Une répartition des rôles pas si évidente dans la pratique
En matière de secours à la personne sur le papier, les choses semblent claires : les SDIS financés par les collectivités locales mais sous tutelle du Ministère de l’Intérieur, sont sollicités lorsque la dimension médicale de l’intervention est faible ; les services d’aide médicale urgente (SAMU), dépendant du Ministère de la Santé, appuyés par les services mobiles d’urgence et de réanimation (SMUR) et les ambulanciers privés, lorsque la dimension médicale domine. « Dans ce schéma, les SDIS n’interviennent hors de leurs attributions qu’en cas de carence des moyens des SAMU, à leur demande ou avec leur accord » décrit le sénateur.

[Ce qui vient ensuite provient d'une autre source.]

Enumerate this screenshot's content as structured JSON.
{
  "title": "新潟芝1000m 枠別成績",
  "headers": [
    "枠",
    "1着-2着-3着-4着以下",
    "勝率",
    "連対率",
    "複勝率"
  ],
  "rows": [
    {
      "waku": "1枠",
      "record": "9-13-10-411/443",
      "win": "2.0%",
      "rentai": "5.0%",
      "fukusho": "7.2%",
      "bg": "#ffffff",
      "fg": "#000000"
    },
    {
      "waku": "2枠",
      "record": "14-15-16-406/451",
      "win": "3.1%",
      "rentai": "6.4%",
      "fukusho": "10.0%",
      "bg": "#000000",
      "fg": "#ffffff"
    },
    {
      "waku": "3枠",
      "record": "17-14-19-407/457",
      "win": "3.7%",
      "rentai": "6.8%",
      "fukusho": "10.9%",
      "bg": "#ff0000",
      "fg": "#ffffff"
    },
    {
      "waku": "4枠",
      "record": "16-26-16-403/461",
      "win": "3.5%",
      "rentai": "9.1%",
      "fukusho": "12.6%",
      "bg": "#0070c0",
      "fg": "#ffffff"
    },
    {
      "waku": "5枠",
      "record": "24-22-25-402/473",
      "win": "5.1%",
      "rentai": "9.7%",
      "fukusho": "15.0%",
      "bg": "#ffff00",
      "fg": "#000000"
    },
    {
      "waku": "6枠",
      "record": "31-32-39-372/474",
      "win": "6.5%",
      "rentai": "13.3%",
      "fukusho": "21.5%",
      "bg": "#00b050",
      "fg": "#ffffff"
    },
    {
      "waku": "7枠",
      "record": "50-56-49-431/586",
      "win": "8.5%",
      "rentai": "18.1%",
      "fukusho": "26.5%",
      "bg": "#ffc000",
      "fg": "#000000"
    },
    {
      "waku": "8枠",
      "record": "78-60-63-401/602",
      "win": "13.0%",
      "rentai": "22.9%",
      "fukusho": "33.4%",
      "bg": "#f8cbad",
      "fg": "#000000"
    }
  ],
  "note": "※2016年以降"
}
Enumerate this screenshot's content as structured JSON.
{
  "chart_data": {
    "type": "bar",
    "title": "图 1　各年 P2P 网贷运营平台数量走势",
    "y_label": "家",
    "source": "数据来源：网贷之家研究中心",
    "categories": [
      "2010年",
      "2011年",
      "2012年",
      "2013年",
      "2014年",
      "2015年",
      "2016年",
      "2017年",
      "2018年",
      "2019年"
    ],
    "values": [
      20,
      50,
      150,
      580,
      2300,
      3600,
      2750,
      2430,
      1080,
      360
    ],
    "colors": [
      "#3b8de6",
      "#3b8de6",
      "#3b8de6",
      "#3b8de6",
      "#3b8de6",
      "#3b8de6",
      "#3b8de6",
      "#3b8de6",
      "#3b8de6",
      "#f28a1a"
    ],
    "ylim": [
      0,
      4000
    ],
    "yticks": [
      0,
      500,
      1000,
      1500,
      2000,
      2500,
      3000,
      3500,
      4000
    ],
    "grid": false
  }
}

Or, dans la pratique, les choses sont toutes autres, le système de secours à personne, pour répondre aux besoins, s’est peu à peu affranchi du plan initial de ses architectes. « En pratique, poursuit le sénateur du Var, la répartition n’était pas aussi pertinente qu’il y paraissait. Les conflits de territoires sont fréquents, rendant difficiles les relations entre services. Dans le même temps et, paradoxalement, on assiste à une montée en puissance des missions relevant des SAMU exécutées par les SDIS. De supplétifs, les SDIS sont devenus incontournables, tout particulièrement dans les territoires ruraux ». Ainsi, entre 2004 et 2014, alors que le nombre total des interventions des SDIS a crû de 20 %, leurs interventions au titre des secours à personne ont augmenté de plus de 55 %, avec de fortes disparités selon les territoires (Le taux de croissance s’échelonne entre 55,5 % pour la Sarthe et 87,2 % pour le Lot).
Le problème des carences ambulancières
Une situation qui s’explique notamment par la bonne image que véhiculent les pompiers dans la population mais aussi par leur proximité et leur présence sur l’ensemble du territoire, « même là où le service public de santé s’est fait particulièrement discret. Les SDIS réalisant le travail délaissé par d’autres car n’ayant pas les moyens de faire autrement » ajoute Pierre-Yves Collombat. Et puis, note encore le sénateur, cette montée en puissance obligée des SDIS dans le secours à personne et leur « relative aisance financière » ne sont pas pour déplaire à un Ministère de la Santé « vertueux », « pas fâché de voir sa charge réduite d’autant ». Mais voilà, confrontés aux évolutions inverses de leurs charges et de leurs recettes, les SDIS font aujourd’hui « une équation budgétaire insoluble » : Leur marge de manoeuvre sur la masse salariale, dont la variable d’ajustement réside dans le volontariat, est « réduite », les équipements utilisés sont « onéreux », les coûts de formation « non négligeables » et les coûts de sortie de véhicules de secours et d’assistance aux victimes (VSAV) « élevés et insuffisamment compensés par les remboursements au titre des carences ambulancières ». Une situation budgétaire contrainte dans un contexte tout aussi difficile avec le désengagement de l’Etat (disparition progressive du fonds d’aide à l’investissement) et « les contraintes budgétaires de plus en plus fortes qui pèsent sur les départements tarissent les financements potentiels des SDIS ».
Face à ce constat et aux difficultés qui en découlent, les rapporteurs estiment « indispensable » une réorganisation de notre dispositif des secours à personne. Le statu quo n’est plus tenable dans un contexte d’évolution du mode d’occupation et d’équipement sanitaire du territoire et du bon usage des deniers publics.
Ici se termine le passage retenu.